How to Crawl a Web Page with Scrapy and Python 3
Web scraping has become an essential skill for developers who need to extract data from websites programmatically, whether you’re building data pipelines, conducting market research, or monitoring competitor pricing. Scrapy stands out as one of the most powerful and flexible Python frameworks for web scraping, offering built-in support for handling complex scenarios like JavaScript rendering, form submissions, and large-scale crawling operations. In this comprehensive guide, you’ll learn how to set up Scrapy from scratch, build your first spider, handle common challenges like rate limiting and anti-bot measures, and deploy your scraping solution on production servers.
How Scrapy Works Under the Hood
Scrapy operates on an asynchronous, event-driven architecture that makes it incredibly efficient for crawling multiple pages simultaneously. Unlike simple HTTP libraries like requests, Scrapy uses Twisted, a Python networking framework that handles concurrent connections without the overhead of traditional threading.
The framework follows a component-based architecture where each piece serves a specific purpose:
- Spider – Defines which URLs to crawl and how to extract data
- Scheduler – Manages the queue of requests to be processed
- Downloader – Fetches web pages and handles HTTP protocols
- Item Pipeline – Processes and validates extracted data
- Middlewares – Provide hooks for custom processing of requests and responses
When you run a Scrapy spider, the engine coordinates these components in a continuous loop. It sends requests through middlewares to the downloader, processes responses back through the spider, and feeds extracted items through the pipeline. This architecture allows Scrapy to handle thousands of concurrent requests while maintaining low memory usage.
Setting Up Your Scrapy Environment
Before diving into spider development, you’ll need a proper Python environment. Scrapy works best with Python 3.7+ and requires several system dependencies that can be tricky to install on some platforms.
For Ubuntu/Debian systems, install the required system packages first:
sudo apt-get update
sudo apt-get install python3-dev python3-pip libxml2-dev libxslt1-dev zlib1g-dev libffi-dev libssl-dev
On CentOS/RHEL:
sudo yum install python3-devel python3-pip libxml2-devel libxslt-devel openssl-devel libffi-devel
Create a virtual environment to isolate your project dependencies:
python3 -m venv scrapy_env
source scrapy_env/bin/activate # On Windows: scrapy_env\Scripts\activate
pip install --upgrade pip
Install Scrapy and additional useful packages:
pip install scrapy
pip install scrapy-user-agents # Rotating user agents
pip install scrapy-proxies # Proxy rotation
pip install itemadapter # Item handling utilities
Verify your installation by creating a new Scrapy project:
scrapy startproject webscraper
cd webscraper
scrapy genspider example example.com
This creates a basic project structure with all necessary files and directories. If you’re planning to deploy on a VPS or dedicated server, make sure your hosting environment supports the required system packages.

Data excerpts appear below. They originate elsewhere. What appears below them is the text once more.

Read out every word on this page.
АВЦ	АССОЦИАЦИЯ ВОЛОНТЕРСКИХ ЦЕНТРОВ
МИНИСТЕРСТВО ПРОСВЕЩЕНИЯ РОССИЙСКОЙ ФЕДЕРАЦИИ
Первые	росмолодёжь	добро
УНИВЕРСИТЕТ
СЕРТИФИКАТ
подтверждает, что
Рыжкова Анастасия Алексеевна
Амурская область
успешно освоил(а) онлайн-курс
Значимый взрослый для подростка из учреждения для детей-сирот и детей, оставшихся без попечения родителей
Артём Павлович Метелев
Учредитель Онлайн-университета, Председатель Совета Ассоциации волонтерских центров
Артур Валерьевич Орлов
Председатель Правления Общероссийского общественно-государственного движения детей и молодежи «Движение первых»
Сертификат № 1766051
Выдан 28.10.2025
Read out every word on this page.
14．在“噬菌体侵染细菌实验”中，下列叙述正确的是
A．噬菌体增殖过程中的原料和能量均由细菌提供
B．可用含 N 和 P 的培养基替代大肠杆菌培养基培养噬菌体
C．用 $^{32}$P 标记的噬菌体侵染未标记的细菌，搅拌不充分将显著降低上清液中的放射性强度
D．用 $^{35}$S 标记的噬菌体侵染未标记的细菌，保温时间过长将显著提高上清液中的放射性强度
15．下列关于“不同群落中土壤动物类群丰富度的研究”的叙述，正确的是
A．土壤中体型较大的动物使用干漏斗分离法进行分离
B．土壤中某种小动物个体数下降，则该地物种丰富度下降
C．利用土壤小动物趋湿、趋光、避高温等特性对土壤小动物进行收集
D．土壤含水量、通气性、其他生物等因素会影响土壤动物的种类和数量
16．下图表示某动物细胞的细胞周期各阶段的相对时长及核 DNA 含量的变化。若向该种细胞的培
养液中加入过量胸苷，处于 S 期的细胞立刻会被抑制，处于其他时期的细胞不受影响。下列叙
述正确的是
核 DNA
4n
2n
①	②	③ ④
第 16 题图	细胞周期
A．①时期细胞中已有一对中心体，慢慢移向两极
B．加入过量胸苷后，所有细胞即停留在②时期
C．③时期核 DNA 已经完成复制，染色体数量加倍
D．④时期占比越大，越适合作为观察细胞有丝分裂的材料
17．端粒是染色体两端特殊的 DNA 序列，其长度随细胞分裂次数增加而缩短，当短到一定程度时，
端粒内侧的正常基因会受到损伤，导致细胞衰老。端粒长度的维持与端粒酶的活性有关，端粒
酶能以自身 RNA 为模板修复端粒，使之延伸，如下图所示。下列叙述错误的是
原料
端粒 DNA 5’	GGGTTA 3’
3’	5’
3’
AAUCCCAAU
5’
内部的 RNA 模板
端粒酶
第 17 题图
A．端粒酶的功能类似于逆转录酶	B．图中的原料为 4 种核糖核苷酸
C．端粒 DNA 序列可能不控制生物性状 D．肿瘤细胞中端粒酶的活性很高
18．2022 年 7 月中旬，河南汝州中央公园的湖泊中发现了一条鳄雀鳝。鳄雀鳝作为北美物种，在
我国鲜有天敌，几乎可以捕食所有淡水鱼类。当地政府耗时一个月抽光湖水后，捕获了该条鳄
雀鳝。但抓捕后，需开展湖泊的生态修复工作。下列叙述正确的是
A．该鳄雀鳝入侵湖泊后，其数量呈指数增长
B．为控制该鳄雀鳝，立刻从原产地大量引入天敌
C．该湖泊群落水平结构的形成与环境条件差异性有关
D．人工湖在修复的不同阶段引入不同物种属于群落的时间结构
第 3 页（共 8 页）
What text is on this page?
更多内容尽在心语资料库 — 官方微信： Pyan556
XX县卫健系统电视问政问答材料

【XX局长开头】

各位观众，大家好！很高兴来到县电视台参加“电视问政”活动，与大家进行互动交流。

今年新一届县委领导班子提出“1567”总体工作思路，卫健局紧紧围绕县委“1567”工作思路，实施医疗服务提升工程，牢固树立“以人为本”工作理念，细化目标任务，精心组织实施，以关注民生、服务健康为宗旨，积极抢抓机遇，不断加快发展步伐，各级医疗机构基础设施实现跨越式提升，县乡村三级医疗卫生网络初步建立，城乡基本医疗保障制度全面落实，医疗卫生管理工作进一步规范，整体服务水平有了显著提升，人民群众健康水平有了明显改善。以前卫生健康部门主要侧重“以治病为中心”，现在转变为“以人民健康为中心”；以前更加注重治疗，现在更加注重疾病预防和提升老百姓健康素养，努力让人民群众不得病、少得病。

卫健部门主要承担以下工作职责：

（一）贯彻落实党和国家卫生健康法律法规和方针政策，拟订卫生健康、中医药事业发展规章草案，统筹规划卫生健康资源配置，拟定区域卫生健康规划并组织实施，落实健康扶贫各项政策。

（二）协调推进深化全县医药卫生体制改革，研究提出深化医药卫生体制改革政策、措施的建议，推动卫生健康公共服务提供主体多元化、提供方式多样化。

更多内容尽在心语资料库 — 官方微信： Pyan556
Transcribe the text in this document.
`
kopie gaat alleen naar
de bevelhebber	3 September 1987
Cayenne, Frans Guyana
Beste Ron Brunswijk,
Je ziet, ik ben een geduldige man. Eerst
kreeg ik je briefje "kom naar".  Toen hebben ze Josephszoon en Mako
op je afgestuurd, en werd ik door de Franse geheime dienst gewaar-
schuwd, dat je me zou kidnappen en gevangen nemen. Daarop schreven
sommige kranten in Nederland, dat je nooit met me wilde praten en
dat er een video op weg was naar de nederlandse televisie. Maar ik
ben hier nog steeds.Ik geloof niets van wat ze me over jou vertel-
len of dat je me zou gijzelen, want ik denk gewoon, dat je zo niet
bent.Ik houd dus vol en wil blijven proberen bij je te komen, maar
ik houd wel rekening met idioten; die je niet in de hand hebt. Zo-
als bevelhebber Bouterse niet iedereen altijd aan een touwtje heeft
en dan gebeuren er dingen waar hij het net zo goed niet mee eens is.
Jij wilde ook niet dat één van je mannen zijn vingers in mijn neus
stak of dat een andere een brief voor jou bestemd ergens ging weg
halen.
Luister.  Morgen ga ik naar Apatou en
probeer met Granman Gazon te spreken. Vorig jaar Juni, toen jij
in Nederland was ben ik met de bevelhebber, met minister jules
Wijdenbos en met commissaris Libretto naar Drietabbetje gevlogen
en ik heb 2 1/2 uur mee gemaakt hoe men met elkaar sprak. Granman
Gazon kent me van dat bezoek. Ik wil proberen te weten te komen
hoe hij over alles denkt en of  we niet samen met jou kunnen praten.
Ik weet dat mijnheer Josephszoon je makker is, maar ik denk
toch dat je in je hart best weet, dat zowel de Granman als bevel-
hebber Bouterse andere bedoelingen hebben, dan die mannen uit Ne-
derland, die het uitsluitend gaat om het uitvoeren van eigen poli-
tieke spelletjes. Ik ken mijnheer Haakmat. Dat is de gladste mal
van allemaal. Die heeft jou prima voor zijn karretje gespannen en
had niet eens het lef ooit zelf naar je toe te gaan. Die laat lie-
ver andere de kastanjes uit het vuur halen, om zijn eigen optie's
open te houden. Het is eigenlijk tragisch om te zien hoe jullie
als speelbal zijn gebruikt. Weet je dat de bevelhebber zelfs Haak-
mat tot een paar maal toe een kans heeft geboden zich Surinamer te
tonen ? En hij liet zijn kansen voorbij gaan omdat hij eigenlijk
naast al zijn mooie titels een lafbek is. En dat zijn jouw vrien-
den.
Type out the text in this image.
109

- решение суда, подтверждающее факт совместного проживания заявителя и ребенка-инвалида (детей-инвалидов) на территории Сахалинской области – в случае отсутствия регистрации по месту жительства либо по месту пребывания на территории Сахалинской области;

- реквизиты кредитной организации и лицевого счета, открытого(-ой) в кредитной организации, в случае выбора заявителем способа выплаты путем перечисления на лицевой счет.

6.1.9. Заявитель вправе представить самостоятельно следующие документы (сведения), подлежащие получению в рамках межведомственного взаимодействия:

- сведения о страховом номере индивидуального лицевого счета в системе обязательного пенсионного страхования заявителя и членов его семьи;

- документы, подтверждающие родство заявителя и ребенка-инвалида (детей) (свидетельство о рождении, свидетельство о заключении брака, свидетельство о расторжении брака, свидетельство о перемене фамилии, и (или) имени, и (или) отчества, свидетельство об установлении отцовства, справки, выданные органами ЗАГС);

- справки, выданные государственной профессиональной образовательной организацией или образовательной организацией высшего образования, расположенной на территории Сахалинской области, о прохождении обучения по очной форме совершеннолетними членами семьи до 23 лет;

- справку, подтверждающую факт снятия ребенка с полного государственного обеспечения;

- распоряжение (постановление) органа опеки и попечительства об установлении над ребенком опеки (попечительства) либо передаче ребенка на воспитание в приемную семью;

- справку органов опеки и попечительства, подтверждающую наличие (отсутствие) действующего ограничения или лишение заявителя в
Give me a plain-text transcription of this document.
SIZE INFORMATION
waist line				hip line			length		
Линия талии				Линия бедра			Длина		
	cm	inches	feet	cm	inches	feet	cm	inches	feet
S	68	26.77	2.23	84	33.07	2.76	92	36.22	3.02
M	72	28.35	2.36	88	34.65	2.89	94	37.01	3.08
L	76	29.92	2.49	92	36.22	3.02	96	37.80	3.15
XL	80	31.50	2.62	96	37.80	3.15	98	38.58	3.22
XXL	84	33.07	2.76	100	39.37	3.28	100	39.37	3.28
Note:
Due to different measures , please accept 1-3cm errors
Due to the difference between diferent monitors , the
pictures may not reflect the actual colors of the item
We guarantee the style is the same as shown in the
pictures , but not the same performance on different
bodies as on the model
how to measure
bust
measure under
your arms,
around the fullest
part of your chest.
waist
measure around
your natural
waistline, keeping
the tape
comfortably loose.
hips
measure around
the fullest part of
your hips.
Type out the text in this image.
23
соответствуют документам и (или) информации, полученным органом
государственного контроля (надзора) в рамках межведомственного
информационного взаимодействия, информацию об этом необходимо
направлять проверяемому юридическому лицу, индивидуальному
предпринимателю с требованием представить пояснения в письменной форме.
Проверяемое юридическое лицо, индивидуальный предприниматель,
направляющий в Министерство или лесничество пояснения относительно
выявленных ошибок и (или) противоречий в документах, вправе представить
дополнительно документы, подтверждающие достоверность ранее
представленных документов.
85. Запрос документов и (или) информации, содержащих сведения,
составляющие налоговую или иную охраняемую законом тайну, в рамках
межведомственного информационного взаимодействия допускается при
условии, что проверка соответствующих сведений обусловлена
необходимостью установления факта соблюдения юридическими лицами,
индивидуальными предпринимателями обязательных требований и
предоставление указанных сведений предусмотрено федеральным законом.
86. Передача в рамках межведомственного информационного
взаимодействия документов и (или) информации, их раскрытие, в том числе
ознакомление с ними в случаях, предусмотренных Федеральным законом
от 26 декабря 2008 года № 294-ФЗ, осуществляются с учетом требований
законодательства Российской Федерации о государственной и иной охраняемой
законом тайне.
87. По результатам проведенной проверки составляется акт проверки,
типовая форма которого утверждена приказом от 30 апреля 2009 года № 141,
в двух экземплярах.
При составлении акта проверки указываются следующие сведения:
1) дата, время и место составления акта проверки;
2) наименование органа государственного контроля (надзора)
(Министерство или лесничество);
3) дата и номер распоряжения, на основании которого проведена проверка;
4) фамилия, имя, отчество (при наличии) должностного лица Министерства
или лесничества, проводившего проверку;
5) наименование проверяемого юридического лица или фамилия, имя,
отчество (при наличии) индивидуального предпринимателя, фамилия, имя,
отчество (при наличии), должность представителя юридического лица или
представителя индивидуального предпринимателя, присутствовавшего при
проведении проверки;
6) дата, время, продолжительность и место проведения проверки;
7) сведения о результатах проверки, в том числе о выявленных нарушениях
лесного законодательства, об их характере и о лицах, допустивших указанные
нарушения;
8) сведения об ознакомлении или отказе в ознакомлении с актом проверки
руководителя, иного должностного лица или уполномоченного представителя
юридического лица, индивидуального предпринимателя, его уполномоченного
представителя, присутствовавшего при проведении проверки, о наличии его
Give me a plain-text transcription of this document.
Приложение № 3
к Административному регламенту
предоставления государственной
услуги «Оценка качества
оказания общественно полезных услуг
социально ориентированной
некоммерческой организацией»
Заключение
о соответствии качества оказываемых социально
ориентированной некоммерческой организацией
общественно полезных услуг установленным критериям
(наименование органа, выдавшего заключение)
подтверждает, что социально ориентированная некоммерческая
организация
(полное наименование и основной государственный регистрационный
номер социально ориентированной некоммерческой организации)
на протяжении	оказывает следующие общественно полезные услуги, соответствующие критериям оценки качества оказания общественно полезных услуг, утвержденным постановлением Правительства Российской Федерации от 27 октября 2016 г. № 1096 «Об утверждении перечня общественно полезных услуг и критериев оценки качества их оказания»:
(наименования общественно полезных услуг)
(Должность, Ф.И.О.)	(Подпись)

Building Your First Spider
Let’s create a practical spider that crawls a news website to extract article titles, publication dates, and content. This example demonstrates core Scrapy concepts while tackling real-world challenges.
Create a new spider file news_spider.py
in your spiders directory:
import scrapy
from datetime import datetime
import re
class NewsSpider(scrapy.Spider):
name = 'news_crawler'
allowed_domains = ['quotes.toscrape.com'] # Using quotes.toscrape.com as example
start_urls = ['http://quotes.toscrape.com/']
custom_settings = {
'DOWNLOAD_DELAY': 1, # Be respectful - 1 second delay between requests
'RANDOMIZE_DOWNLOAD_DELAY': 0.5, # Randomize delay by 0.5 * DOWNLOAD_DELAY
'USER_AGENT': 'Mozilla/5.0 (X11; Linux x86_64) AppleWebKit/537.36'
}
def parse(self, response):
# Extract quote data from the page
quotes = response.css('div.quote')
for quote in quotes:
yield {
'text': quote.css('span.text::text').get().strip('"'),
'author': quote.css('small.author::text').get(),
'tags': quote.css('div.tags a.tag::text').getall(),
'scraped_at': datetime.now().isoformat(),
'source_url': response.url
}
# Follow pagination links
next_page = response.css('li.next a::attr(href)').get()
if next_page:
yield response.follow(next_page, callback=self.parse)
# Follow links to author pages for additional data
author_links = response.css('small.author + a::attr(href)').getall()
for link in author_links:
yield response.follow(link, callback=self.parse_author)
def parse_author(self, response):
# Extract author biographical information
yield {
'name': response.css('h3.author-title::text').get(),
'birth_date': response.css('span.author-born-date::text').get(),
'birth_location': response.css('span.author-born-location::text').get(),
'description': response.css('div.author-description::text').get().strip(),
'scraped_at': datetime.now().isoformat()
}
This spider demonstrates several important concepts:
- CSS selectors – More reliable than XPath for most HTML parsing tasks
- Custom settings – Configure delays and user agents per spider
- Data extraction – Using
get()
for single values andgetall()
for lists - Following links – Using
response.follow()
for relative URLs - Multiple callbacks – Different parsing methods for different page types
Run your spider and save results to JSON:
scrapy crawl news_crawler -o quotes_output.json
For CSV output with custom fields:
scrapy crawl news_crawler -o quotes_output.csv -s FEED_EXPORT_FIELDS="text,author,tags,scraped_at"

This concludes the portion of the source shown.